3. a) X. sollicite l'octroi de
l'assistance judiciaire.
A
teneur de l'article 61 litt.f LPGA, le droit de se faire assister par un
conseil doit être garanti; lorsque les circonstances le justifient,
l'assistance judiciaire gratuite est accordée au recourant. L'assistance judiciaire est accordée au
requérant qui ne peut pas assumer les frais liés à la défense de ses droits
sans porter atteinte au minimum nécessaire à son entretien et à celui de sa
famille (art.4 al.1 de la loi sur l'assistance pénale, civile et administrative
[LAPCA]).

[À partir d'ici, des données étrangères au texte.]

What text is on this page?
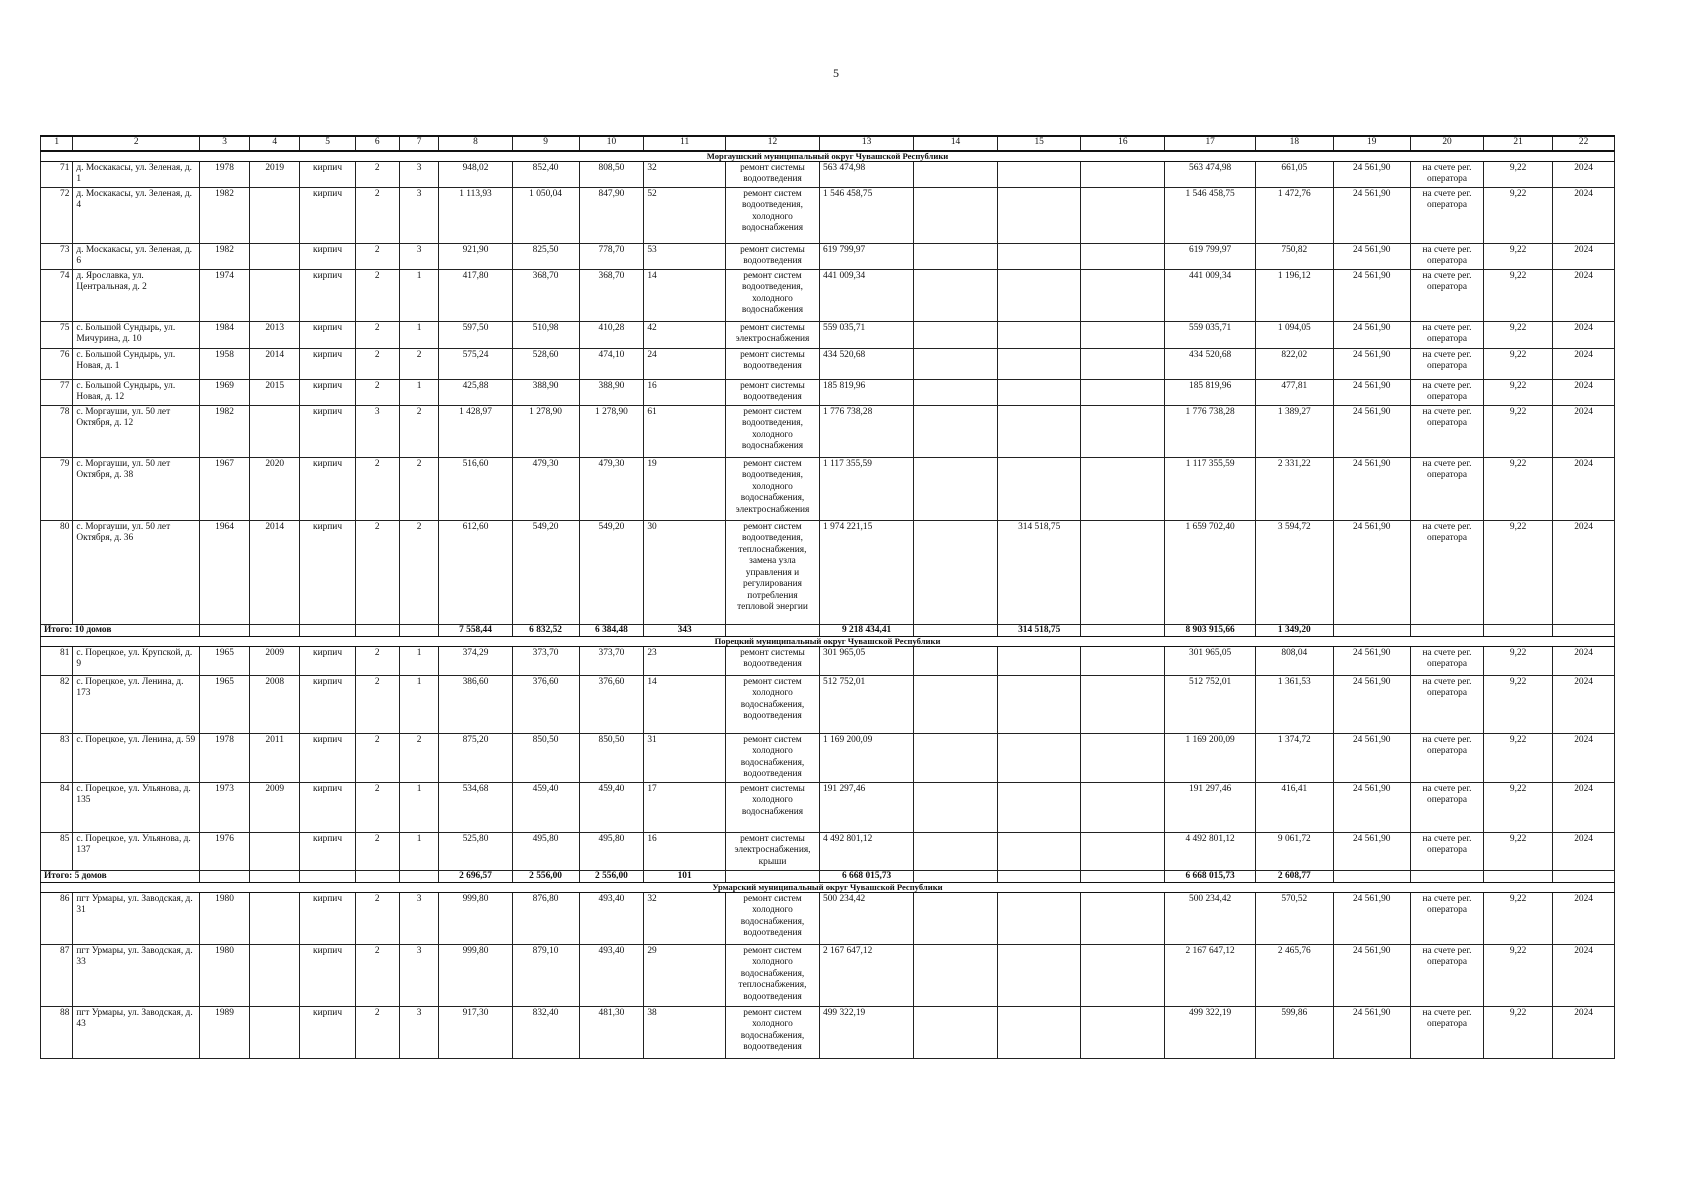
5
1	2	3	4	5	6	7	8	9	10	11	12	13	14	15	16	17	18	19	20	21	22
Моргаушский муниципальный округ Чувашской Республики																					
71	д. Москакасы, ул. Зеленая, д. 1	1978	2019	кирпич	2	3	948,02	852,40	808,50	32	ремонт системы водоотведения	563 474,98				563 474,98	661,05	24 561,90	на счете рег. оператора	9,22	2024
72	д. Москакасы, ул. Зеленая, д. 4	1982		кирпич	2	3	1 113,93	1 050,04	847,90	52	ремонт систем водоотведения, холодного водоснабжения	1 546 458,75				1 546 458,75	1 472,76	24 561,90	на счете рег. оператора	9,22	2024
73	д. Москакасы, ул. Зеленая, д. 6	1982		кирпич	2	3	921,90	825,50	778,70	53	ремонт системы водоотведения	619 799,97				619 799,97	750,82	24 561,90	на счете рег. оператора	9,22	2024
74	д. Ярославка, ул. Центральная, д. 2	1974		кирпич	2	1	417,80	368,70	368,70	14	ремонт систем водоотведения, холодного водоснабжения	441 009,34				441 009,34	1 196,12	24 561,90	на счете рег. оператора	9,22	2024
75	с. Большой Сундырь, ул. Мичурина, д. 10	1984	2013	кирпич	2	1	597,50	510,98	410,28	42	ремонт системы электроснабжения	559 035,71				559 035,71	1 094,05	24 561,90	на счете рег. оператора	9,22	2024
76	с. Большой Сундырь, ул. Новая, д. 1	1958	2014	кирпич	2	2	575,24	528,60	474,10	24	ремонт системы водоотведения	434 520,68				434 520,68	822,02	24 561,90	на счете рег. оператора	9,22	2024
77	с. Большой Сундырь, ул. Новая, д. 12	1969	2015	кирпич	2	1	425,88	388,90	388,90	16	ремонт системы водоотведения	185 819,96				185 819,96	477,81	24 561,90	на счете рег. оператора	9,22	2024
78	с. Моргауши, ул. 50 лет Октября, д. 12	1982		кирпич	3	2	1 428,97	1 278,90	1 278,90	61	ремонт систем водоотведения, холодного водоснабжения	1 776 738,28				1 776 738,28	1 389,27	24 561,90	на счете рег. оператора	9,22	2024
79	с. Моргауши, ул. 50 лет Октября, д. 38	1967	2020	кирпич	2	2	516,60	479,30	479,30	19	ремонт систем водоотведения, холодного водоснабжения, электроснабжения	1 117 355,59				1 117 355,59	2 331,22	24 561,90	на счете рег. оператора	9,22	2024
80	с. Моргауши, ул. 50 лет Октября, д. 36	1964	2014	кирпич	2	2	612,60	549,20	549,20	30	ремонт систем водоотведения, теплоснабжения, замена узла управления и регулирования потребления тепловой энергии	1 974 221,15		314 518,75		1 659 702,40	3 594,72	24 561,90	на счете рег. оператора	9,22	2024
Итого: 10 домов							7 558,44	6 832,52	6 384,48	343		9 218 434,41		314 518,75		8 903 915,66	1 349,20				
Порецкий муниципальный округ Чувашской Республики																					
81	с. Порецкое, ул. Крупской, д. 9	1965	2009	кирпич	2	1	374,29	373,70	373,70	23	ремонт системы водоотведения	301 965,05				301 965,05	808,04	24 561,90	на счете рег. оператора	9,22	2024
82	с. Порецкое, ул. Ленина, д. 173	1965	2008	кирпич	2	1	386,60	376,60	376,60	14	ремонт систем холодного водоснабжения, водоотведения	512 752,01				512 752,01	1 361,53	24 561,90	на счете рег. оператора	9,22	2024
83	с. Порецкое, ул. Ленина, д. 59	1978	2011	кирпич	2	2	875,20	850,50	850,50	31	ремонт систем холодного водоснабжения, водоотведения	1 169 200,09				1 169 200,09	1 374,72	24 561,90	на счете рег. оператора	9,22	2024
84	с. Порецкое, ул. Ульянова, д. 135	1973	2009	кирпич	2	1	534,68	459,40	459,40	17	ремонт системы холодного водоснабжения	191 297,46				191 297,46	416,41	24 561,90	на счете рег. оператора	9,22	2024
85	с. Порецкое, ул. Ульянова, д. 137	1976		кирпич	2	1	525,80	495,80	495,80	16	ремонт системы электроснабжения, крыши	4 492 801,12				4 492 801,12	9 061,72	24 561,90	на счете рег. оператора	9,22	2024
Итого: 5 домов							2 696,57	2 556,00	2 556,00	101		6 668 015,73				6 668 015,73	2 608,77				
Урмарский муниципальный округ Чувашской Республики																					
86	пгт Урмары, ул. Заводская, д. 31	1980		кирпич	2	3	999,80	876,80	493,40	32	ремонт систем холодного водоснабжения, водоотведения	500 234,42				500 234,42	570,52	24 561,90	на счете рег. оператора	9,22	2024
87	пгт Урмары, ул. Заводская, д. 33	1980		кирпич	2	3	999,80	879,10	493,40	29	ремонт систем холодного водоснабжения, теплоснабжения, водоотведения	2 167 647,12				2 167 647,12	2 465,76	24 561,90	на счете рег. оператора	9,22	2024
88	пгт Урмары, ул. Заводская, д. 43	1989		кирпич	2	3	917,30	832,40	481,30	38	ремонт систем холодного водоснабжения, водоотведения	499 322,19				499 322,19	599,86	24 561,90	на счете рег. оператора	9,22	2024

En matière
administrative notamment, l'octroi de l'assistance exige en outre que la cause
n'apparaisse pas d'emblée dénuée de chances de succès (art.5 al.1 LAPCA). L'assistance a,
en particulier, pour effet de dispenser le bénéficiaire d'avancer ou de
garantir les frais de procédure (art.7 al.1 LAPCA). Sur demande du bénéficiaire,
elle comprend en cas de nécessité la désignation d'un avocat chargé du mandat
d'assistance, dont la rémunération est avancée par l'Etat (art.7 al.2 LAPCA).
b) En l'occurrence, la recourante est mariée.
Selon le formulaire de l'assistance judiciaire et les pièces justificatives,
les revenus du couple sont les rentes d'invalidité de l'époux (5'128.40 francs
par mois en 2009). En prenant en compte les charges mensuelles établies, soit
le loyer de 682 francs (1/12 des intérêts annuels de la dette hypothécaire),
les charges de 400 francs, les cotisations d'assurance-maladie de 860.40 francs
et le minimum vital pour un
couple marié de 1'700 francs (normes d'insaisissabilité en vigueur depuis
le 01.09.2009), à
l'exception des remboursements non établis d'emprunts par 400 francs et
d'arriérés d'impôts par 1'000 francs, il
apparaît que X. ne remplit pas la condition d’indigence. La demande
d'assistance judiciaire doit, par conséquent, être rejetée.
4. Vu l'issue du litige, l'office AI
supportera les frais de la procédure (art.69 al.1 bis LAI) et la recourante a
droit à une indemnité de dépens (art.61 litt.g LPGA).
**Par ces motifs,
LA Cour des assurances sociales**
1. Annule
la décision attaquée et renvoie la cause à l'office AI selon les considérants.
2. Rejette
la requête d'assistance judiciaire.
3. Met à
la charge de l'office AI un émolument de décision de 300 francs et les débours
forfaitaires par 60 francs.
4.
Alloue à la recourante une indemnité de
dépens de 1'000 francs à la charge de l'intimé.